The cruelty and callousness that allowed jilted wives to order and commit such brutal
attacks on young women also had its echo in history. As the historian Michael Vickery has
written, patterns of sudden and extreme violence had deep roots in Cambodia, especially
against those groups and individuals defined in some way as enemies. Though cruel viol-
ence found its fullest expression under Pol Pot, it long predated Democratic Kampuchea,
stemming from cultural notions of face, honor, and revenge, in which personal grudges
( kum ) could elicit a disproportionate and overwhelming response. 9 In peacetime, too, the
pattern persisted. People like Khoun Sophal continued to commit the most appalling acts
of personal violence, untroubled by remorse and unchecked by effective legal restraints.

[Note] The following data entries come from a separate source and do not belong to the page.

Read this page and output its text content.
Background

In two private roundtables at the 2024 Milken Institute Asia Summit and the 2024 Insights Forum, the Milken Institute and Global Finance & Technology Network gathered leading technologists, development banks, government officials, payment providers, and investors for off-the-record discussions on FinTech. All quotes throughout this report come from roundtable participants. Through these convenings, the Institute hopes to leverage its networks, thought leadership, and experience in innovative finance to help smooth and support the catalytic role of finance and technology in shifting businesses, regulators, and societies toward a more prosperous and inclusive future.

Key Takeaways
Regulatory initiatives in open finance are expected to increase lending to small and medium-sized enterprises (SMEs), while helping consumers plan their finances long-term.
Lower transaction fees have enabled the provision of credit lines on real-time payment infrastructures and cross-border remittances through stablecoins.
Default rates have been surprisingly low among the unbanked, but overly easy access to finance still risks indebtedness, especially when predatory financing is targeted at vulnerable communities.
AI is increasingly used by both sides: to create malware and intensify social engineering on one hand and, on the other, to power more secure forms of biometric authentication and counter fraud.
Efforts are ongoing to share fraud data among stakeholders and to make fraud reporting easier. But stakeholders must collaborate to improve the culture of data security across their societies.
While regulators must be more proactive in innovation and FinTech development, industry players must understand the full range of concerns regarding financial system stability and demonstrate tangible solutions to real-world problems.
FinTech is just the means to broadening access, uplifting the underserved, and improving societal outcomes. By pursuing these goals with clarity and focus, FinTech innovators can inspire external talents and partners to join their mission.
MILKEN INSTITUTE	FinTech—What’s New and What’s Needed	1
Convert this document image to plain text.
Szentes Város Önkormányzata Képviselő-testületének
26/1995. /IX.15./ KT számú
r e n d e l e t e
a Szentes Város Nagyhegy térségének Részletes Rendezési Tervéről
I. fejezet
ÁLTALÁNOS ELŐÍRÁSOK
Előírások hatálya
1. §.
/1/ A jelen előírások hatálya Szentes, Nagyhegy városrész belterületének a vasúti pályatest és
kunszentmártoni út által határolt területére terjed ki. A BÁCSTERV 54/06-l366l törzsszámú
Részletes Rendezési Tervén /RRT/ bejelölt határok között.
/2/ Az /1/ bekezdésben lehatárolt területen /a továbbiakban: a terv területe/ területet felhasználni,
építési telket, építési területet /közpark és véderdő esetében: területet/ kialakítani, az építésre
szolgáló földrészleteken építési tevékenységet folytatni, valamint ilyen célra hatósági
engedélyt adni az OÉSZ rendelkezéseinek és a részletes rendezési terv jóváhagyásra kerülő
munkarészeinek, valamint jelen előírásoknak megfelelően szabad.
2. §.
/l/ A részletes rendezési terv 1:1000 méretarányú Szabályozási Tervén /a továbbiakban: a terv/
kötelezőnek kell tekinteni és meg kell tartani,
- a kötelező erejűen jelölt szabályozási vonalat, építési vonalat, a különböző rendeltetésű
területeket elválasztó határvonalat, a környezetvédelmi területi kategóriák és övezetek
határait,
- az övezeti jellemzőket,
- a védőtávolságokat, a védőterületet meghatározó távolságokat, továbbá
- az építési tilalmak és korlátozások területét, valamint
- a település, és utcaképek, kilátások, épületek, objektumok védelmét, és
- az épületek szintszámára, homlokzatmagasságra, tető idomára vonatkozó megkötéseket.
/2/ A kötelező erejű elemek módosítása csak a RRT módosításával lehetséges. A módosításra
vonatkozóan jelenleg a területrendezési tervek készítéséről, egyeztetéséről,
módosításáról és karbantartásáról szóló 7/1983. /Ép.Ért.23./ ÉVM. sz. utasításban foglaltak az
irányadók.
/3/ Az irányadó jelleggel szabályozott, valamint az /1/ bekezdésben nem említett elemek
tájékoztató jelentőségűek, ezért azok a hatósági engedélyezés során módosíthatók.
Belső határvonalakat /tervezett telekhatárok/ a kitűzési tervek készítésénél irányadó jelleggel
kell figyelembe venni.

For Singapore's prime minister Lee Kuan Yew, Cambodia's leaders were “utterly mer-
ciless and ruthless, without humane feelings”. The historian Margaret Slocomb likened
them to mythical gods:
They do what they like, they exist on another higher plane, they believe they have rights which
usurp the true rights of the masses, they sit up there in Valhalla, eat grapes, love their wenches,
count their money, and occasionally hurl down thunderbolts to remind the masses who they are. 10
By the end of the 1990s, things were turning out well for Hun Sen. The 1998 election had
worked its democratic alchemy, giving his seizure of power a pluralistic sheen. Shortly
afterward he flew to New York to reclaim Cambodia's seat at the UN, and, in April 1999,
after nearly two years' delay, the country was finally admitted into ASEAN. For Lee
Kuan Yew, the calculation of outside powers was simple: “no country wanted to spend
$2 billion for another UN operation to hold fair elections.” 11 For Hun Sen, Cambodia's
admission into ASEAN was a long-awaited trophy of international acceptance, the sort of
recognition he had craved for more than a decade.